Thursday, March 10, 2011

UND Writers Conference -- Carl Phillips


As usual this year, the UND Writers Conference is letting us host one of the writers for dinner one night. This year “our” writer is Carl Phillips:

Carl Phillips is the author of eleven books of poetry, most recently Double Shadow (2011) and Speak Low (2009). He has also written a book of prose, Coin of the Realm: Essays on the Life and Art of Poetry (2004) and translated Sophocles's Philoctetes (2004). A graduate of Harvard, where he majored in Classics, Phillips taught high school Latin for eight years, while writing the poems which would result in his first book, In the Blood, recipient of the Samuel French Morse Poetry Prize.


Our dinner is scheduled for 5:30-7:15 on Tuesday, March 29, right before Phillips’ reading at the UND Union Ballroom at 8pm.

RRVWP dinner guests may contact Kim to get involved and you may select between the following two volumes of poetry: Speak Low and Quiver of Arrows

Here are some reviews:

Speak Low
“This 10th book from the prolific Phillips is a quiet yet wounded reflection on Phillips’ signature subjects: relationships, distances, identity, and damage. Phillips’ remarkable ability to be clear yet illusive, as well as his dizzying syntax, are ever- present…”


Quiver of Arrows
“Phillips is a scholar and translator of classical Greek and a writer of syntactically complex, desire-drenched love poems that subtly, and beautifully, reinvent classical tropes and forms.”


Quiver of Arrows is a generous gathering from Carl Phillips's work that showcases the twenty-year evolution of one of America's most distinctive—and one of poetry's most essential—contemporary voices. Hailed from the beginning of his career for a poetry provocative in its candor, uncompromising in its inquiry, and at once rigorous and innovative in its attention to craft, Phillips has in the course of eight critically acclaimed collections generated a sustained meditation on the restless and ever-shifting myth of human identity. Desire and loss, mastery and subjugation, belief and doubt, sex, animal instinct, human reason: these are among the lenses through which Phillips examines what it means to be that most bewildering, irresolvable conundrum, a human being in the world.”

Tuesday, March 01, 2011

For February 2011 -- Q & A by Vikas Swarup




Meeting at Carmyn's place
February 16, 2010 at 6:30 pm
Date was switched to March 1st

I know we should have eaten Indian food, considering I did take those Indian cooking classes way back when but we opted for a soup night... perfect for a cold February night.

We (Pam, Brian, Carmyn & Andrea) did stick to the theme of the book in one way, however. I distributed a few trivial pursuit cards and we took turns asking one another questions. When someone knew an answer definitively, we asked him/her to explain the back story of "how" he/she learned that fact. It was fun to see how we each did have reasons or explanations for where we'd accumulated that nugget of knowledge.

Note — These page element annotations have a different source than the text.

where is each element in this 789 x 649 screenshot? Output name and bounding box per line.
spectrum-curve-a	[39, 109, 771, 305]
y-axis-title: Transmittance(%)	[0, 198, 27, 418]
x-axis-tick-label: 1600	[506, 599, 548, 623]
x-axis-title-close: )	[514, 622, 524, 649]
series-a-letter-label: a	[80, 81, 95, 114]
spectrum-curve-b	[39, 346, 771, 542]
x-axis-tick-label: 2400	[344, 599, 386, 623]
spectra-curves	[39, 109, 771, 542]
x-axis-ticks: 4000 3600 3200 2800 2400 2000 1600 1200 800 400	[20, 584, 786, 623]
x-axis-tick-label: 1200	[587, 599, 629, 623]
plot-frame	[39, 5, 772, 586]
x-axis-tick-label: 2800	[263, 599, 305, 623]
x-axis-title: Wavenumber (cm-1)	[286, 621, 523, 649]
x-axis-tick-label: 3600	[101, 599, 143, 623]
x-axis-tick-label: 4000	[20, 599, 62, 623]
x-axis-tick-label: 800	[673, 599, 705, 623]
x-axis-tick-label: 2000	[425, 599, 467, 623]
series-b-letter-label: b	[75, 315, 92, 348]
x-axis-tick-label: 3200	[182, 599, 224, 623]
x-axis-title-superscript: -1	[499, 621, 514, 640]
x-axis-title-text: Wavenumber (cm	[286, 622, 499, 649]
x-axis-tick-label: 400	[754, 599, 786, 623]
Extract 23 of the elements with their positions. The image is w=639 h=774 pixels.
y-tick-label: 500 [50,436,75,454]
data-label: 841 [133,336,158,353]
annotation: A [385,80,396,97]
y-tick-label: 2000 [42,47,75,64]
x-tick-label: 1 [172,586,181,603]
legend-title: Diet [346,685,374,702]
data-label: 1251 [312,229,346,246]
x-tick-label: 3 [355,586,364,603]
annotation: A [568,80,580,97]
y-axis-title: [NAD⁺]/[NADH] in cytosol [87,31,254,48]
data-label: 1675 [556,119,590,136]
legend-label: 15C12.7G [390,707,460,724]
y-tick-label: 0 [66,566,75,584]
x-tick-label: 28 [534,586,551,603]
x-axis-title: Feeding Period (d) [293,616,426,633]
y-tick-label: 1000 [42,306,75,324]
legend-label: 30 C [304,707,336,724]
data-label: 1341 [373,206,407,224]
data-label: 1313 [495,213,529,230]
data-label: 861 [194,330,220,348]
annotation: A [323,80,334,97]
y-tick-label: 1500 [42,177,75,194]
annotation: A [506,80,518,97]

Here's a bit about the book, from Publisher's Weekly:

When Ram Mohammad Thomas, an orphaned, uneducated waiter from Mumbai, wins a billion rupees on a quiz show, he finds himself thrown in jail. (Unable to pay out the prize, the program's producers bribed local authorities to declare Ram a cheater.) Enter attractive lawyer Smita Shah, to get Ram out of prison and listen to him explain, via flashbacks, how he knew the answers to all the show's questions. Indian diplomat Swarup's fanciful debut is based on a sound premise: you learn a lot about the world by living in it (Ram has survived abandonment, child abuse, murder). And just as the quiz show format is meant to distill his life story (each question prompts a separate flashback), Ram's life seems intended to distill the predicament of India's underclass in general.

Several of us had seen the movie and while the premise is the same the movie is quite different: the flashbacks, the relationships between the central characters, the level or type of violence our protagonist faces. Still, both were worth the time. Not only is the book on which the film is based a page turner and a fascinating look into the impoverished side of Indian culture, but the film was beautifully crafted and inspirational. I think we'd all agree that it's worth recommending.